Maslow’s fourth level is ‘Esteem’.  Having accomplished the previous level of ‘Belonging’ Maslow said that in order for the individual to meet their esteem needs they must believe that they have secured the respect of others.  Furthermore, the individual must also have developed a strong sense of self belief and have their esteem-needs have been met by recognition of their own accomplishments.  Whilst it is arguable that the individual concerned may genuinely feel that they have ‘arrived’ by virtue of the fact that they are in-charge of others, how does this measure up to what we know of emotional intelligence?  To be truly emotionally intelligent the individual must be aware of the impact of their own behaviour on the people that they are leading in addition to the impression they leave on their peers.  For someone to consider it appropriate to say “I’m not here to be popular”, must recognise the negative effect of such a statement and in turn, be aware of that negative impression they have made.  If not then they are by definition, emotionally unintelligent.

To conclude, it is my belief that those making bravado-statements regarding their lack of care toward their own popularity are kidding themselves.  Despite the external persona these people may wish to display, there’s no getting away from the fact that all leaders like to be liked; especially by those whom they lead.  Every people manager wishes to consider themselves to be a good leader.  And all good leaders are popular with their followers. For followers will only follow people to whom they are attracted and who they believe will look out for them.   

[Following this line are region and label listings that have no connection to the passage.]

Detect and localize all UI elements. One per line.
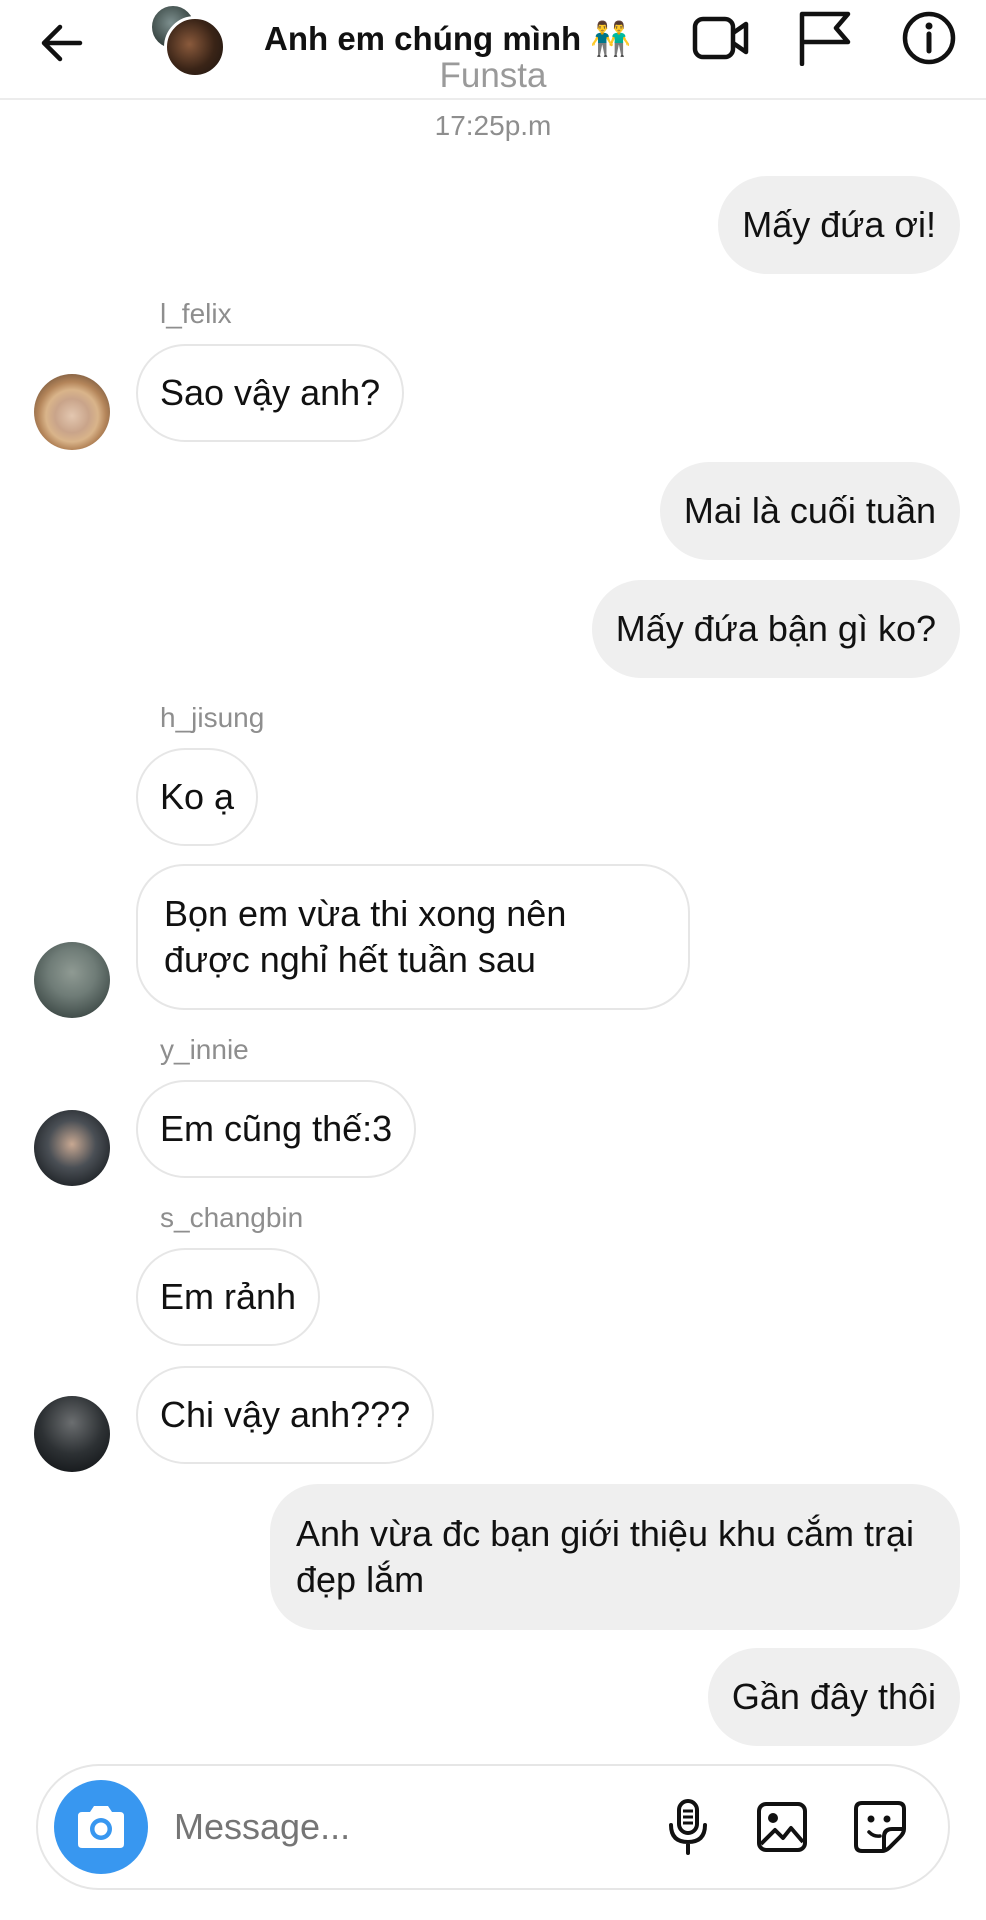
microphone-icon [669, 1799, 707, 1855]
message-composer [36, 1764, 950, 1890]
sticker-button[interactable] [850, 1796, 910, 1858]
message-text: Bọn em vừa thi xong nên được nghỉ hết tu… [164, 893, 567, 980]
avatar[interactable] [34, 1396, 110, 1472]
sender-name: s_changbin [160, 1202, 304, 1233]
message-input[interactable] [174, 1804, 554, 1850]
camera-button[interactable] [54, 1780, 148, 1874]
camera-icon [78, 1806, 124, 1848]
outgoing-message[interactable]: Anh vừa đc bạn giới thiệu khu cắm trại đ… [270, 1484, 960, 1630]
message-text: Ko ạ [160, 776, 235, 817]
message-text: Mấy đứa bận gì ko? [615, 608, 936, 649]
incoming-message[interactable]: Sao vậy anh? [136, 344, 405, 442]
gallery-icon [757, 1802, 807, 1852]
avatar[interactable] [34, 374, 110, 450]
outgoing-message[interactable]: Gần đây thôi [707, 1648, 960, 1746]
incoming-message[interactable]: Ko ạ [136, 748, 259, 846]
message-text: Em cũng thế:3 [160, 1108, 393, 1149]
incoming-message[interactable]: Bọn em vừa thi xong nên được nghỉ hết tu… [136, 864, 690, 1010]
chat-screen: Anh em chúng mình 👬 Funsta 17:25p.m Mấy … [0, 0, 986, 1920]
message-timestamp: 17:25p.m [434, 110, 552, 141]
outgoing-message[interactable]: Mai là cuối tuần [659, 462, 960, 560]
incoming-message[interactable]: Chi vậy anh??? [136, 1366, 435, 1464]
message-text: Anh vừa đc bạn giới thiệu khu cắm trại đ… [296, 1513, 915, 1600]
message-text: Mấy đứa ơi! [742, 204, 936, 245]
voice-message-button[interactable] [658, 1796, 718, 1858]
chat-subtitle: Funsta [439, 56, 547, 95]
gallery-button[interactable] [752, 1796, 812, 1858]
message-text: Chi vậy anh??? [160, 1394, 411, 1435]
incoming-message[interactable]: Em cũng thế:3 [136, 1080, 417, 1178]
sticker-icon [854, 1801, 906, 1853]
incoming-message[interactable]: Em rảnh [136, 1248, 321, 1346]
outgoing-message[interactable]: Mấy đứa ơi! [718, 176, 960, 274]
message-text: Em rảnh [160, 1276, 297, 1317]
sender-name: y_innie [160, 1034, 249, 1065]
sender-name: h_jisung [160, 702, 265, 733]
outgoing-message[interactable]: Mấy đứa bận gì ko? [591, 580, 960, 678]
chat-title[interactable]: Anh em chúng mình 👬 [264, 20, 631, 59]
message-text: Mai là cuối tuần [683, 490, 936, 531]
avatar[interactable] [34, 1110, 110, 1186]
avatar[interactable] [34, 942, 110, 1018]
message-text: Gần đây thôi [731, 1676, 936, 1717]
sender-name: l_felix [160, 298, 232, 329]
message-text: Sao vậy anh? [160, 372, 381, 413]
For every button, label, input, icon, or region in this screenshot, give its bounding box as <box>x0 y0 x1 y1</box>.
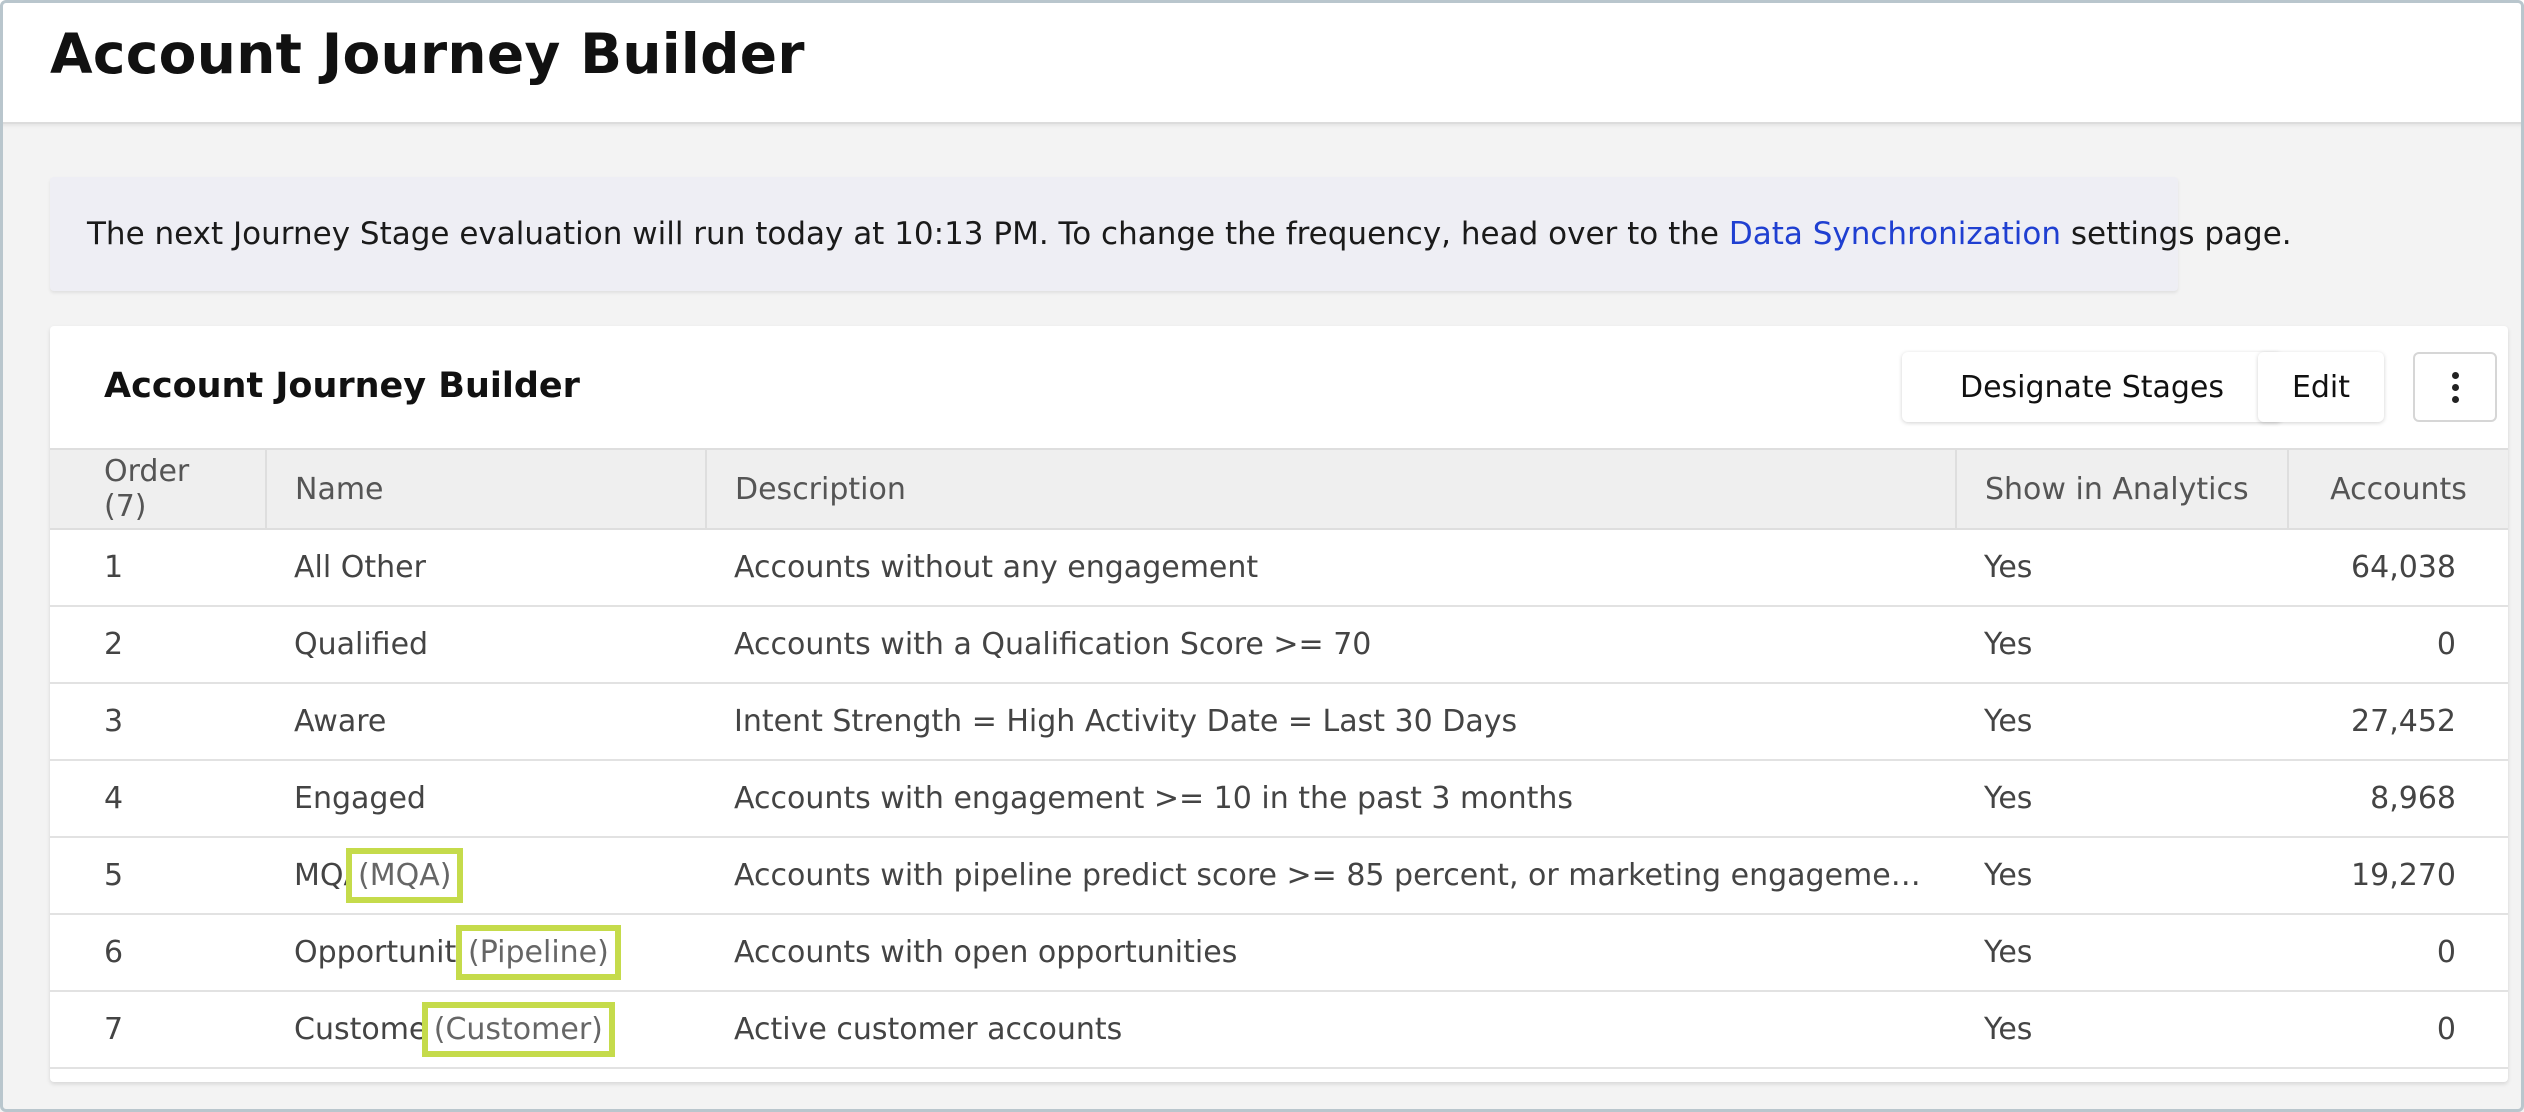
accounts-cell: 0 <box>2436 1012 2456 1047</box>
info-banner: The next Journey Stage evaluation will r… <box>50 177 2292 291</box>
stage-tag-highlight: (MQA) <box>346 848 464 903</box>
description-cell: Intent Strength = High Activity Date = L… <box>734 704 1518 739</box>
name-cell: Engaged <box>266 760 706 837</box>
order-cell: 6 <box>104 935 124 970</box>
table-row[interactable]: 7 Customer(Customer) Active customer accou… <box>50 991 2508 1068</box>
name-cell: All Other <box>266 529 706 606</box>
accounts-cell: 0 <box>2436 935 2456 970</box>
designate-stages-button[interactable]: Designate Stages <box>1902 352 2282 422</box>
description-cell: Accounts without any engagement <box>734 550 1259 585</box>
banner-text-end: settings page. <box>2061 216 2292 252</box>
stage-tag-highlight: (Pipeline) <box>456 925 621 980</box>
order-cell: 5 <box>104 858 124 893</box>
accounts-cell: 8,968 <box>2370 781 2456 816</box>
journey-stages-table: Order (7) Name Description Show in Analy… <box>50 448 2508 1069</box>
accounts-cell: 64,038 <box>2351 550 2456 585</box>
table-row[interactable]: 5 MQA(MQA) Accounts with pipeline predict … <box>50 837 2508 914</box>
stage-name: Qualified <box>294 627 429 662</box>
description-cell: Accounts with pipeline predict score >= … <box>734 858 1956 893</box>
description-cell: Accounts with engagement >= 10 in the pa… <box>734 781 1574 816</box>
stage-tag-highlight: (Customer) <box>421 1002 615 1057</box>
show-in-analytics-cell: Yes <box>1984 781 2033 816</box>
card-title: Account Journey Builder <box>104 366 580 406</box>
show-in-analytics-cell: Yes <box>1984 704 2033 739</box>
table-row[interactable]: 2 Qualified Accounts with a Qualification … <box>50 606 2508 683</box>
show-in-analytics-cell: Yes <box>1984 627 2033 662</box>
column-header-description[interactable]: Description <box>706 448 1957 530</box>
order-cell: 7 <box>104 1012 124 1047</box>
column-header-accounts[interactable]: Accounts <box>2288 448 2508 530</box>
table-row[interactable]: 1 All Other Accounts without any engagemen… <box>50 529 2508 606</box>
order-cell: 3 <box>104 704 124 739</box>
show-in-analytics-cell: Yes <box>1984 935 2033 970</box>
banner-text: The next Journey Stage evaluation will r… <box>87 216 1729 252</box>
data-synchronization-link[interactable]: Data Synchronization <box>1729 216 2061 252</box>
card-header: Account Journey Builder Designate Stages… <box>50 326 2508 448</box>
table-row[interactable]: 6 Opportunity(Pipeline) Accounts with open… <box>50 914 2508 991</box>
accounts-cell: 27,452 <box>2351 704 2456 739</box>
stage-name: Aware <box>294 704 387 739</box>
show-in-analytics-cell: Yes <box>1984 1012 2033 1047</box>
order-cell: 1 <box>104 550 124 585</box>
accounts-cell: 0 <box>2436 627 2456 662</box>
name-cell: Opportunity(Pipeline) <box>266 914 706 991</box>
stage-name: All Other <box>294 550 426 585</box>
name-cell: Qualified <box>266 606 706 683</box>
more-options-button[interactable] <box>2413 352 2497 422</box>
description-cell: Accounts with a Qualification Score >= 7… <box>734 627 1372 662</box>
journey-builder-card: Account Journey Builder Designate Stages… <box>50 326 2508 1082</box>
name-cell: Customer(Customer) <box>266 991 706 1068</box>
edit-button[interactable]: Edit <box>2258 352 2384 422</box>
stage-name: Customer <box>294 1012 440 1047</box>
column-header-show-in-analytics[interactable]: Show in Analytics <box>1956 448 2289 530</box>
order-cell: 4 <box>104 781 124 816</box>
description-cell: Active customer accounts <box>734 1012 1123 1047</box>
name-cell: MQA(MQA) <box>266 837 706 914</box>
order-cell: 2 <box>104 627 124 662</box>
table-row[interactable]: 4 Engaged Accounts with engagement >= 10 i… <box>50 760 2508 837</box>
column-header-order[interactable]: Order (7) <box>50 448 267 530</box>
column-header-name[interactable]: Name <box>266 448 707 530</box>
table-header-row: Order (7) Name Description Show in Analy… <box>50 448 2508 530</box>
show-in-analytics-cell: Yes <box>1984 550 2033 585</box>
stage-name: Opportunity <box>294 935 475 970</box>
top-bar: Account Journey Builder <box>0 0 2524 124</box>
stage-name: Engaged <box>294 781 426 816</box>
description-cell: Accounts with open opportunities <box>734 935 1238 970</box>
table-row[interactable]: 3 Aware Intent Strength = High Activity Da… <box>50 683 2508 760</box>
page-title: Account Journey Builder <box>50 22 805 86</box>
show-in-analytics-cell: Yes <box>1984 858 2033 893</box>
accounts-cell: 19,270 <box>2351 858 2456 893</box>
name-cell: Aware <box>266 683 706 760</box>
kebab-vertical-icon <box>2451 371 2459 403</box>
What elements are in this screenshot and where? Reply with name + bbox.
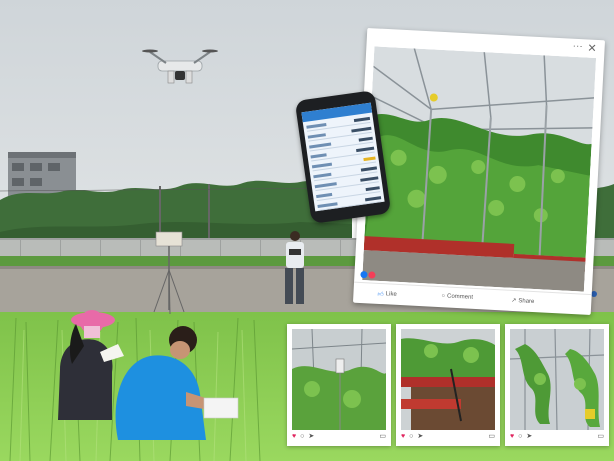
instagram-card-2: ♥ ○ ➤ ▭ — [396, 324, 500, 446]
greenhouse-photo — [362, 46, 597, 292]
greenhouse-image — [362, 46, 597, 292]
bookmark-icon[interactable]: ▭ — [597, 432, 604, 442]
social-media-post: ··· ✕ 👍︎ Like ○ Comment ↗ Share — [352, 27, 606, 316]
card-photo — [401, 329, 495, 430]
share-button[interactable]: ↗ Share — [511, 297, 534, 305]
instagram-card-1: ♥ ○ ➤ ▭ — [287, 324, 391, 446]
instagram-card-3: ♥ ○ ➤ ▭ — [505, 324, 609, 446]
collage: ··· ✕ 👍︎ Like ○ Comment ↗ Share ♥ ○ ➤ ▭ … — [0, 0, 614, 461]
close-icon[interactable]: ✕ — [587, 41, 597, 57]
comment-icon[interactable]: ○ — [409, 432, 413, 442]
comment-label: Comment — [446, 293, 474, 301]
like-button[interactable]: 👍︎ Like — [377, 290, 397, 299]
card-icons: ♥ ○ ➤ ▭ — [510, 432, 604, 442]
greenhouse-vines-image — [510, 329, 604, 430]
share-icon: ↗ — [511, 297, 517, 305]
reaction-icons — [360, 270, 376, 279]
card-photo — [510, 329, 604, 430]
greenhouse-planters-image — [401, 329, 495, 430]
heart-icon[interactable]: ♥ — [510, 432, 514, 442]
card-icons: ♥ ○ ➤ ▭ — [401, 432, 495, 442]
like-icon: 👍︎ — [377, 291, 384, 299]
bookmark-icon[interactable]: ▭ — [488, 432, 495, 442]
comment-button[interactable]: ○ Comment — [441, 293, 473, 301]
bookmark-icon[interactable]: ▭ — [379, 432, 386, 442]
sensor-app-screen — [301, 102, 385, 212]
comment-icon: ○ — [441, 293, 446, 300]
comment-icon[interactable]: ○ — [300, 432, 304, 442]
love-reaction-icon — [368, 271, 376, 279]
like-reaction-icon — [360, 270, 368, 279]
comment-icon[interactable]: ○ — [518, 432, 522, 442]
smartphone — [294, 90, 392, 224]
like-label: Like — [385, 291, 397, 298]
card-icons: ♥ ○ ➤ ▭ — [292, 432, 386, 442]
card-photo — [292, 329, 386, 430]
more-icon[interactable]: ··· — [572, 39, 583, 56]
send-icon[interactable]: ➤ — [308, 432, 314, 442]
heart-icon[interactable]: ♥ — [401, 432, 405, 442]
send-icon[interactable]: ➤ — [526, 432, 532, 442]
share-label: Share — [518, 297, 535, 305]
greenhouse-sensor-image — [292, 329, 386, 430]
send-icon[interactable]: ➤ — [417, 432, 423, 442]
heart-icon[interactable]: ♥ — [292, 432, 296, 442]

So carefree nonsense statements about popularity are merely a mask to either hide under confidence in their own ability to lead or  to give the impression that they are strong and courageous leaders who will take no prisoners in order to achieve the task.  The worse case scenario is that they think that they are leading when in reality, they aren’t really leading at all.  For what they are saying and displaying are the polar opposite characteristics of what makes a good leader.

I would sincerely appreciate your thoughts.